Berowne, most articulate of the King's buddies and the key character of the play, turns on them to underline the moment with audacious explicitness: "Worthies away, the scene begins to cloud." The women tell their suitors to put their passions on ice for 12 months; the men reluctantly agree, though, as Berowne pointedly observes, a year's delay is "too long for a play."

As usual, the women are far more sensible than the men. The king has begun the play by dedicating himself and his circle to three years of study, fasting and celibacy, a vow immediately threatened by the arrival of the princess on a diplomatic mission. Behind the initial folly lies a deeper one.

The play, one of Shakespeare's earliest, both derives from and depicts a society drunk with words; it joins in the verbal game, with great relish, and ends by rejecting it.

Even when they fall in love, the men can't stop playing; that is the women's chief quarrel with them. Berowne, the most clear- sighted of them all and also the jokiest, is condemned by his love, Rosaline, to spend his year's probation entertaining the incurably sick.

Michael Shamata's production, consistently intelligent and inventive, captures a generous proportion of the play's wit, extravagance and sudden sadness. John Jarvis is a masterful Berowne; he handles his great speech of aghast self-revelation ("and I, forsooth, in love") with a drive and control that suggests he might play the great swashbuckling roles (Hotspur, Mercutio, Edmund) that seem to reduce most contemporary actors to dismayed disgust.

He also has one of the archetypal comic scenes; concealed in a tree -- this setting delightfully affords him a real, solid willow - - he smugly surveys each of his associates betraying their vows ("Like a demigod, here sit I in the sky"), before taking the heaviest and most humiliating tumble himself; as a study of too- smart complacency betrayed by passion, he deliciously foreshadows Frasier Crane.
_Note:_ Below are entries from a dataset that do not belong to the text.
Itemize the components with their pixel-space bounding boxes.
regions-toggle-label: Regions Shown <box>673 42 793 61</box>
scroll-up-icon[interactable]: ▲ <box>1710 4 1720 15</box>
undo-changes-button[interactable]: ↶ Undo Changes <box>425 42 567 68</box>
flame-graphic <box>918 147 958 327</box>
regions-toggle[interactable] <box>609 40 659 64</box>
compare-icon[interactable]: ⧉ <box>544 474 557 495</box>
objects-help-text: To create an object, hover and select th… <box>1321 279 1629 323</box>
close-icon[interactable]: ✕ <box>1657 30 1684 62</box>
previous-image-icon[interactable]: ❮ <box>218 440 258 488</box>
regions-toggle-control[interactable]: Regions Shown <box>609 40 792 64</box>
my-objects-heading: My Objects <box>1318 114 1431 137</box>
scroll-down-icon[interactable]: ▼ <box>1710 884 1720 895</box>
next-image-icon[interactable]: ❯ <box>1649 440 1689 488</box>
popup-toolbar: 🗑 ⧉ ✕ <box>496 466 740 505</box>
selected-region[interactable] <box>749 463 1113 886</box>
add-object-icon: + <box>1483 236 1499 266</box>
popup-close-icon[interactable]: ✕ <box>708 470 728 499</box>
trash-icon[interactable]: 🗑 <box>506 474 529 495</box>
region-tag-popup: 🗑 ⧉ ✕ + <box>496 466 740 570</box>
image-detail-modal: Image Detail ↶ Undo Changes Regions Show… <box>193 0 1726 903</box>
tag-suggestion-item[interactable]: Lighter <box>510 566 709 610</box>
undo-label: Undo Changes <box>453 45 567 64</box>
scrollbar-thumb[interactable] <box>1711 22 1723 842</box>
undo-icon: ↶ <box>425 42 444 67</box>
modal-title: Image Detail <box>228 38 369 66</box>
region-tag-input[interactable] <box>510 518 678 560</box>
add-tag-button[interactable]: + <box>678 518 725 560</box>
Patrick Galligan makes a charmingly earnest King; Ann Baggley's princess doesn't get much beyond gracious forbearance, but Gina Wilkinson is a striking Rosaline, though she sometimes acts like somebody who has just discovered irony and can't wait to tell you about it.

The other characters who stroll through the royal park of Navarre are Elizabethan types whom this production, without any twisting, makes remarkably recognizable. They, too, are verbally obsessed.

John Blackwood's Don Armado, emphatically Hispanic, is a threadbare adventurer with the nobility of Quixote and the facial hair of Salvador Dali; his page, Moth (Stephen Smith), has the precocious fluency that presumably characterized the child actors of Shakespeare's own day. The schoolmaster Holofernes is marvellously well done by Robert Persichini: riding a bike, sporting a striped cap, dispensing useless learning with an unhurried pomp that arouses the timid local curate (Philip Riccio) to endearing ecstasies of sycophantic admiration.

Some hair's breadth doubling allows two of the courtiers (Shaun Benson, Sandra Forsell) to appear also, and more happily, among rustics; she makes a delightfully blowsy wench. As the clown Costard, the play's natural man, Christopher Morris is vigorous if not especially funny. They all appear to great effect among the “Worthies”: a scene that's subtler than the parallel charade in A Midsummer Night's Dream because its long-suffering performers are given far more chance to fight back against the carping courtiers. They help take our minds off the mortality and mutability of which the play then so bracingly and movingly reminds us. There are seeds in this play of Shakespeare's later, better-known comedies, though on some things on which he never improved.